Arrangement for the rapid compensation of blind currents or spannungsab cases

摘要

1,250,276. Reactive current and volt drop compensation. LICENTIA PATENT-VERWALTUNGS G.m.b.H. 20 Feb., 1969 [21 Feb., 1968], No. 9145/69. Heading H2H. [Also in Division G3] The reactive current or volt drop in an A.C. mains is compensated by capacitors or inductors which are varied step wise by thyristors, the variable total current of a load connected to the mains being used to detect its reactive current component at the beginning of each total current half wave and the compensating current being matched to the reactive current in the same half wave. The reactive current of the inductive load LR may be maintained constant at a desired value (zero or finite) by opposing it with a capacitor current of opposite sign or supplementing it with an inductive current, the respective effects being to remove the reactive current fluctuations above the desired value or to supply the fluctuations below the desired value.
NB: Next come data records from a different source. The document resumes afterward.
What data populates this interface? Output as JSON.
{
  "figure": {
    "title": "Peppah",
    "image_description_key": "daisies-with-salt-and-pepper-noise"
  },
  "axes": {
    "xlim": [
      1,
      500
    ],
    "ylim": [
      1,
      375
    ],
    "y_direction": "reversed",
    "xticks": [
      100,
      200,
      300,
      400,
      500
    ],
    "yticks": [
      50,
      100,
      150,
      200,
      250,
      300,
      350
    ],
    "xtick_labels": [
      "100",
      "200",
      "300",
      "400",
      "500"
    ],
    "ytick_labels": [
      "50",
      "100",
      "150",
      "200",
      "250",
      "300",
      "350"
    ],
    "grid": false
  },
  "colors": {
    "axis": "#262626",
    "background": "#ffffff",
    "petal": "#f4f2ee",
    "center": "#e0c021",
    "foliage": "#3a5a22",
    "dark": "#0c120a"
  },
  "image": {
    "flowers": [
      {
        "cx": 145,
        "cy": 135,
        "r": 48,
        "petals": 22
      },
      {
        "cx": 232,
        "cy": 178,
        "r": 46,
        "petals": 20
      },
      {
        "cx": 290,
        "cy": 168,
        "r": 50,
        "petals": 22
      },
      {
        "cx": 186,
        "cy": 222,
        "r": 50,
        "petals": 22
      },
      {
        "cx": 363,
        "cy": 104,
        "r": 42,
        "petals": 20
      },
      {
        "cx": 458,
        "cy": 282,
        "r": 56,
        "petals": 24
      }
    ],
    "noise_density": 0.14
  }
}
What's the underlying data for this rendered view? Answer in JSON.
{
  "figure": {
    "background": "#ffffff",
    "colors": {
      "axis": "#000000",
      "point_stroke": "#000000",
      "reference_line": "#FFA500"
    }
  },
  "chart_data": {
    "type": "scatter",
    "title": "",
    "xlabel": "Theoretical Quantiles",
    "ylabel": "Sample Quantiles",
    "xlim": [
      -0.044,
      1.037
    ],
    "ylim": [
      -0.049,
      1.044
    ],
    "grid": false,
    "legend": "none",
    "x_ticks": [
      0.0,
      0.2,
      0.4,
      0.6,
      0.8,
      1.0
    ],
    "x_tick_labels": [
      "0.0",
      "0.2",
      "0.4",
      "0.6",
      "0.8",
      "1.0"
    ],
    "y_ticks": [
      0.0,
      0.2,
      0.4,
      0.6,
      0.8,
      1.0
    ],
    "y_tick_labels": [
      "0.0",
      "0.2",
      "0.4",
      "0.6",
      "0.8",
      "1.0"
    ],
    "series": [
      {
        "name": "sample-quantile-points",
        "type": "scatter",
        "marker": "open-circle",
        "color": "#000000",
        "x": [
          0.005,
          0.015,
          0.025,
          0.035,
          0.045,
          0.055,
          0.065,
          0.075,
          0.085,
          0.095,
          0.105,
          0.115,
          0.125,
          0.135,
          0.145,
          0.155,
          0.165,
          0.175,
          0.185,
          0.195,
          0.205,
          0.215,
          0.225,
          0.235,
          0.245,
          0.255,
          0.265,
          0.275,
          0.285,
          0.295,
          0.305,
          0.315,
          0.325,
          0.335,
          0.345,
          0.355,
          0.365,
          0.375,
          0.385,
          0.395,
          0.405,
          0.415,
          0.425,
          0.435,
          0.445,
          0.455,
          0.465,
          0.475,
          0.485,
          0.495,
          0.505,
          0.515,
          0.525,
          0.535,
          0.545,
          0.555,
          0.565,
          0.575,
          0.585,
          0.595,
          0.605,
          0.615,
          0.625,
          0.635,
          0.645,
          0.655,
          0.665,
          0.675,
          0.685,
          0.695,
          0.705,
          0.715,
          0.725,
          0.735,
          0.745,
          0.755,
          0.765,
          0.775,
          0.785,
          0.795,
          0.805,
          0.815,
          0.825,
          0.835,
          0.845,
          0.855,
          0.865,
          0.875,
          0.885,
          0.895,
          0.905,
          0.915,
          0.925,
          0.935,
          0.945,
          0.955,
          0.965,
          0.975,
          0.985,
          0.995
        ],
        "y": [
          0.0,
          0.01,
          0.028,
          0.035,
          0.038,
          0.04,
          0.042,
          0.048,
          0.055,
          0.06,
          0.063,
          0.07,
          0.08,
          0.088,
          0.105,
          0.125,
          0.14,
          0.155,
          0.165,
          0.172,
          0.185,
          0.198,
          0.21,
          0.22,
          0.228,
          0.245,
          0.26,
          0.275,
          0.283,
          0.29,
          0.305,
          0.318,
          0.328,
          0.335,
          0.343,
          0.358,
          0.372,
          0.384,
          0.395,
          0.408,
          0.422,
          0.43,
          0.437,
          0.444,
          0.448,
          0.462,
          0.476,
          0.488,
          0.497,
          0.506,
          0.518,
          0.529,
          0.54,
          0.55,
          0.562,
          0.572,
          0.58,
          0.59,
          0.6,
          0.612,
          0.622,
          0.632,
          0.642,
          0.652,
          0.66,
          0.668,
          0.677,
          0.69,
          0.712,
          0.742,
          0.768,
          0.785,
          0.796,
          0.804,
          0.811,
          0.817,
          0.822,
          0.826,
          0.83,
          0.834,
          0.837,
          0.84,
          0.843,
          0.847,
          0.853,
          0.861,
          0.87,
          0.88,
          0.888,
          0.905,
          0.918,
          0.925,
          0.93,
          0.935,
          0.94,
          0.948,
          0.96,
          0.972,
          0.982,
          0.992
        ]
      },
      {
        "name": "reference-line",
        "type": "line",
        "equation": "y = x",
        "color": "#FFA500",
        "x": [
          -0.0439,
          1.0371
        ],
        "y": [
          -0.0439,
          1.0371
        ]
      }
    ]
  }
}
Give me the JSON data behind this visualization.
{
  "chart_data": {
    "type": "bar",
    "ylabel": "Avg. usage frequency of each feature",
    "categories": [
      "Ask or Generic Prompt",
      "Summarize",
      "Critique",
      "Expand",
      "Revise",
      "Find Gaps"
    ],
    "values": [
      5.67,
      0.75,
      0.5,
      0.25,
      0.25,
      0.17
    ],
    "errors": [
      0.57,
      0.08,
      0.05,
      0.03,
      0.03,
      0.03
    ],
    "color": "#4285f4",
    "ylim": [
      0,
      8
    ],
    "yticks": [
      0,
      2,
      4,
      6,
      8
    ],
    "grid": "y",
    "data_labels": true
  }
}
If volt drop compensation is desired, the compensating current may be greater than that for reactive current compensation, depending on whether all or only some of the volt drops occurring in the mains are to be compensated. In the described embodiment the inductive load LR is compensated by capacitors Cl, C2, C3 controlled by anti-parallel thyristors whose firing pulses are obtained from a control circuit comprising members Q st , M st and St. From a mathematical analysis of the waveforms of mains voltage U, total load current I, reactive current component and capacitor current, Fig. 1 (not shown), it is explained that the reactive current component is dependent on the product of the phase angle between U and I and the rate of rise of I at the start of each half cycle. Thus in Figure 2 a current transformer W detects the current I and supplies a signal to the member Q st which obtains the angle between U and I, for example by obtaining the time difference between zero passages of U and I using saturable reactors delivering spaced voltage pulses which are counted digitally. The rate of rise of I is obtained by a mutual inductance M and this signal, together with the output signal from member Q st , is fed to member M st which forms the product of the two signals as an ouput signal used to control the member St. The instantaneous value of I just before switch-on of the capacitors may be used to obtain the rate of rise.